Berbeda dengan obat kemoterapi pada pasien kanker, yang mana tidak hanya membunuh sel kanker tapi
juga sel sehat. Itulah mengapa setelah menjalani kemoterapi, pasien mengalami rambut rontok dan kulit
kering.

“Penelitian ini di berbagai negara, di Indonesia juga datanya sedang kami kumpulkan, bahwa ibu
menyusui risiko kena kanker, seperti kanker payudara dan kanker indung telur, lebih kecil,” kata Wiyarni.

Meskipun manfaat ASI begitu besar, ternyata tidak semua anak mendapatkannya. Beberapa kendala,
seperti produksi ASI kurang sebetulnya bisa diantisipasi.
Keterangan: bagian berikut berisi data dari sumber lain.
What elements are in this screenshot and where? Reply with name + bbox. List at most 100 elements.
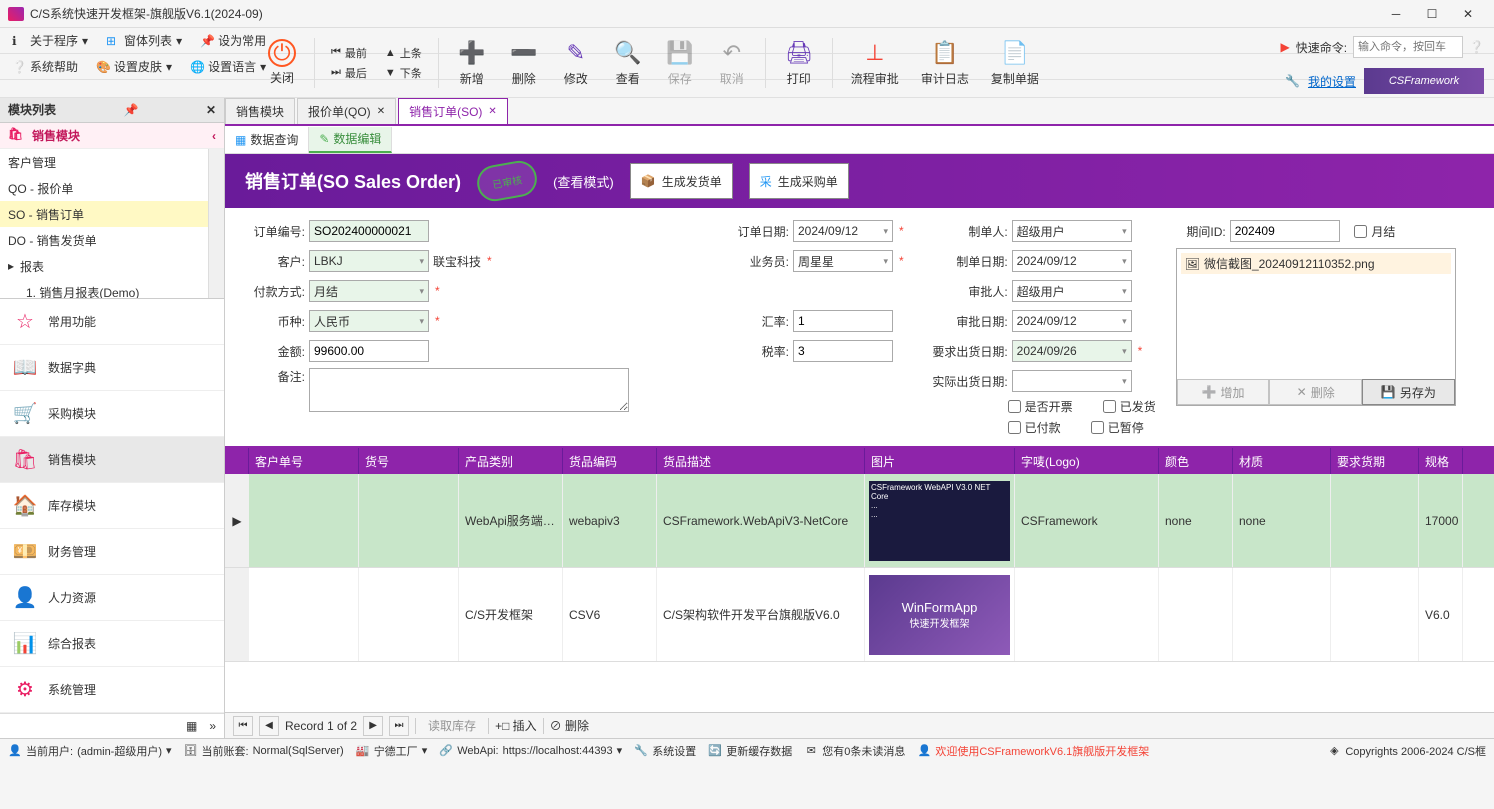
document-tab[interactable]: 报价单(QO)✕ [297, 98, 396, 124]
tree-item[interactable]: 1. 销售月报表(Demo) [0, 279, 224, 299]
nav-next-button[interactable]: ▶ [363, 716, 383, 736]
delete-button[interactable]: ➖删除 [501, 34, 547, 91]
customer-select[interactable]: LBKJ▾ [309, 250, 429, 272]
amount-input[interactable] [309, 340, 429, 362]
chevron-left-icon[interactable]: ‹ [212, 129, 216, 143]
nav-last-button[interactable]: ⏭ [389, 716, 409, 736]
paid-checkbox[interactable]: 已付款 [1008, 419, 1061, 436]
module-button[interactable]: 💴财务管理 [0, 529, 224, 575]
sales-select[interactable]: 周星星▾ [793, 250, 893, 272]
close-icon[interactable]: ✕ [206, 103, 216, 117]
approve-button[interactable]: ⊥流程审批 [843, 34, 907, 91]
module-tree: 客户管理QO - 报价单SO - 销售订单DO - 销售发货单▸ 报表1. 销售… [0, 149, 224, 299]
factory-icon: 🏭 [356, 744, 370, 758]
tree-item[interactable]: ▸ 报表 [0, 253, 224, 279]
module-button[interactable]: 📖数据字典 [0, 345, 224, 391]
tab-close-icon[interactable]: ✕ [377, 106, 385, 117]
youtube-icon[interactable]: ▶ [1280, 40, 1289, 54]
add-button[interactable]: ➕新增 [449, 34, 495, 91]
module-button[interactable]: ⚙系统管理 [0, 667, 224, 713]
prev-record-button[interactable]: ▲ 上条 [385, 45, 422, 61]
read-stock-button[interactable]: 读取库存 [422, 715, 482, 736]
monthly-checkbox[interactable]: 月结 [1354, 223, 1395, 240]
copy-button[interactable]: 📄复制单据 [983, 34, 1047, 91]
attachment-item[interactable]: 🖼微信截图_20240912110352.png [1181, 253, 1451, 274]
nav-prev-button[interactable]: ◀ [259, 716, 279, 736]
nav-first-button[interactable]: ⏮ [233, 716, 253, 736]
order-date-input[interactable]: 2024/09/12▾ [793, 220, 893, 242]
view-button[interactable]: 🔍查看 [605, 34, 651, 91]
order-no-input[interactable] [309, 220, 429, 242]
quickcmd-input[interactable] [1353, 36, 1463, 58]
create-date-input[interactable]: 2024/09/12▾ [1012, 250, 1132, 272]
grid-icon[interactable]: ▦ [186, 719, 197, 733]
last-record-button[interactable]: ⏭ 最后 [331, 65, 367, 81]
paymethod-select[interactable]: 月结▾ [309, 280, 429, 302]
actual-ship-input[interactable]: ▾ [1012, 370, 1132, 392]
tree-item[interactable]: QO - 报价单 [0, 175, 224, 201]
log-icon: 📋 [930, 38, 960, 68]
close-window-button[interactable]: ✕ [1450, 2, 1486, 26]
period-input[interactable] [1230, 220, 1340, 242]
delete-row-button[interactable]: ⊘ 删除 [550, 717, 589, 734]
gen-purchase-button[interactable]: 采生成采购单 [749, 163, 849, 199]
cancel-button[interactable]: ↶取消 [709, 34, 755, 91]
tab-close-icon[interactable]: ✕ [488, 106, 496, 117]
attach-saveas-button[interactable]: 💾 另存为 [1362, 379, 1455, 405]
req-ship-input[interactable]: 2024/09/26▾ [1012, 340, 1132, 362]
gear-icon: ⚙ [12, 677, 38, 703]
module-button[interactable]: 📊综合报表 [0, 621, 224, 667]
audit-button[interactable]: 📋审计日志 [913, 34, 977, 91]
tree-item[interactable]: DO - 销售发货单 [0, 227, 224, 253]
module-button[interactable]: 🛍销售模块 [0, 437, 224, 483]
first-record-button[interactable]: ⏮ 最前 [331, 45, 367, 61]
tree-item[interactable]: SO - 销售订单 [0, 201, 224, 227]
active-module-header[interactable]: 🛍 销售模块 ‹ [0, 123, 224, 150]
document-tab[interactable]: 销售模块 [225, 98, 295, 124]
currency-select[interactable]: 人民币▾ [309, 310, 429, 332]
person-icon: 👤 [12, 585, 38, 611]
insert-row-button[interactable]: +□ 插入 [495, 717, 537, 734]
subtab-edit[interactable]: ✎数据编辑 [309, 127, 392, 153]
close-button[interactable]: ⏻关闭 [260, 35, 304, 90]
factory-selector[interactable]: 🏭宁德工厂▾ [356, 743, 428, 759]
attachment-box: 🖼微信截图_20240912110352.png ➕ 增加 ✕ 删除 💾 另存为 [1176, 248, 1456, 406]
tree-scrollbar[interactable] [208, 149, 224, 298]
approver-select[interactable]: 超级用户▾ [1012, 280, 1132, 302]
messages-button[interactable]: ✉您有0条未读消息 [804, 743, 905, 759]
titlebar: C/S系统快速开发框架-旗舰版V6.1(2024-09) ─ ☐ ✕ [0, 0, 1494, 28]
pin-icon[interactable]: 📌 [124, 103, 139, 117]
tree-item[interactable]: 客户管理 [0, 149, 224, 175]
approve-date-input[interactable]: 2024/09/12▾ [1012, 310, 1132, 332]
grid-icon: ▦ [235, 133, 246, 147]
main-toolbar: ⏻关闭 ⏮ 最前 ⏭ 最后 ▲ 上条 ▼ 下条 ➕新增 ➖删除 ✎修改 🔍查看 … [0, 28, 1494, 98]
my-settings-link[interactable]: 我的设置 [1308, 73, 1356, 90]
module-button[interactable]: 👤人力资源 [0, 575, 224, 621]
attach-add-button[interactable]: ➕ 增加 [1177, 379, 1270, 405]
print-button[interactable]: 🖨打印 [776, 34, 822, 91]
module-button[interactable]: 🏠库存模块 [0, 483, 224, 529]
tax-input[interactable] [793, 340, 893, 362]
minimize-button[interactable]: ─ [1378, 2, 1414, 26]
paused-checkbox[interactable]: 已暂停 [1091, 419, 1144, 436]
sys-settings-button[interactable]: 🔧系统设置 [634, 743, 696, 759]
attach-delete-button[interactable]: ✕ 删除 [1269, 379, 1362, 405]
creator-select[interactable]: 超级用户▾ [1012, 220, 1132, 242]
invoice-checkbox[interactable]: 是否开票 [1008, 398, 1073, 415]
gen-delivery-button[interactable]: 📦生成发货单 [630, 163, 733, 199]
document-tab[interactable]: 销售订单(SO)✕ [398, 98, 508, 124]
grid-row[interactable]: C/S开发框架CSV6C/S架构软件开发平台旗舰版V6.0WinFormApp快… [225, 568, 1494, 662]
subtab-query[interactable]: ▦数据查询 [225, 127, 309, 153]
rate-input[interactable] [793, 310, 893, 332]
next-record-button[interactable]: ▼ 下条 [385, 65, 422, 81]
module-button[interactable]: ☆常用功能 [0, 299, 224, 345]
arrow-icon[interactable]: » [209, 719, 216, 733]
save-button[interactable]: 💾保存 [657, 34, 703, 91]
help-icon[interactable]: ❔ [1469, 40, 1484, 54]
refresh-cache-button[interactable]: 🔄更新缓存数据 [708, 743, 792, 759]
shipped-checkbox[interactable]: 已发货 [1103, 398, 1156, 415]
modify-button[interactable]: ✎修改 [553, 34, 599, 91]
grid-row[interactable]: ▶WebApi服务端…webapiv3CSFramework.WebApiV3-… [225, 474, 1494, 568]
maximize-button[interactable]: ☐ [1414, 2, 1450, 26]
module-button[interactable]: 🛒采购模块 [0, 391, 224, 437]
Wiyarni mengatakan, banyak ibu mengeluh ASI tidak keluar. Sebetulnya itu hanyalah sindrom ASI kurang.
Karena ternyata dari 100 ibu yang mengeluh ASI kurang, hanya 1 persen di antaranya yang benar-benar
tidak bisa memproduksi ASI karena kendala anatomis atau masalah di payudara, misalnya kelenjar susu
tidak terbentuk sebanyak wanita normal, operasi plastik atau pernah mengalami trauma pada payudara,
sehingga tidak berfungsi dengan baik.

Tetapi, 90 persen ibu lainnya hanya mengalami sindrom ASI Kurang. Artinya bukan ASI yang kurang, tapi
proses sampai ke ASI itu menjadi kurang lancar karena tidak terfasilitasi dengan baik. Misalnya, tidak
melakukan Insiasi Menyusui Dini (IMD), yaitu proses membiarkan bayi di dada ibu dengan nalurinya
sendiri menyusu dalam 1 jam pertama setelah lahir.

IMD terbukti membuat proses menyusui 8 kali lipat lebih sukses. Karena setelah proses IMD, hornom ibu
mengalami transformasi dari tubuh seorang wanita hamil ke tubuh ibu menyusui.
Selain IMD, minta rawat gabung ibu dan bayi dalam satu kamar. Sehingga ibu sesering mungkin
merengkuh dan menyusui bayi ketika dibutuhkan. Ini penting karena pada 72 jam atau 3 hari pertama
adalah fase laktogenesis yang menentikan apakah produksi ASI selanjutnya lancar atau tidak.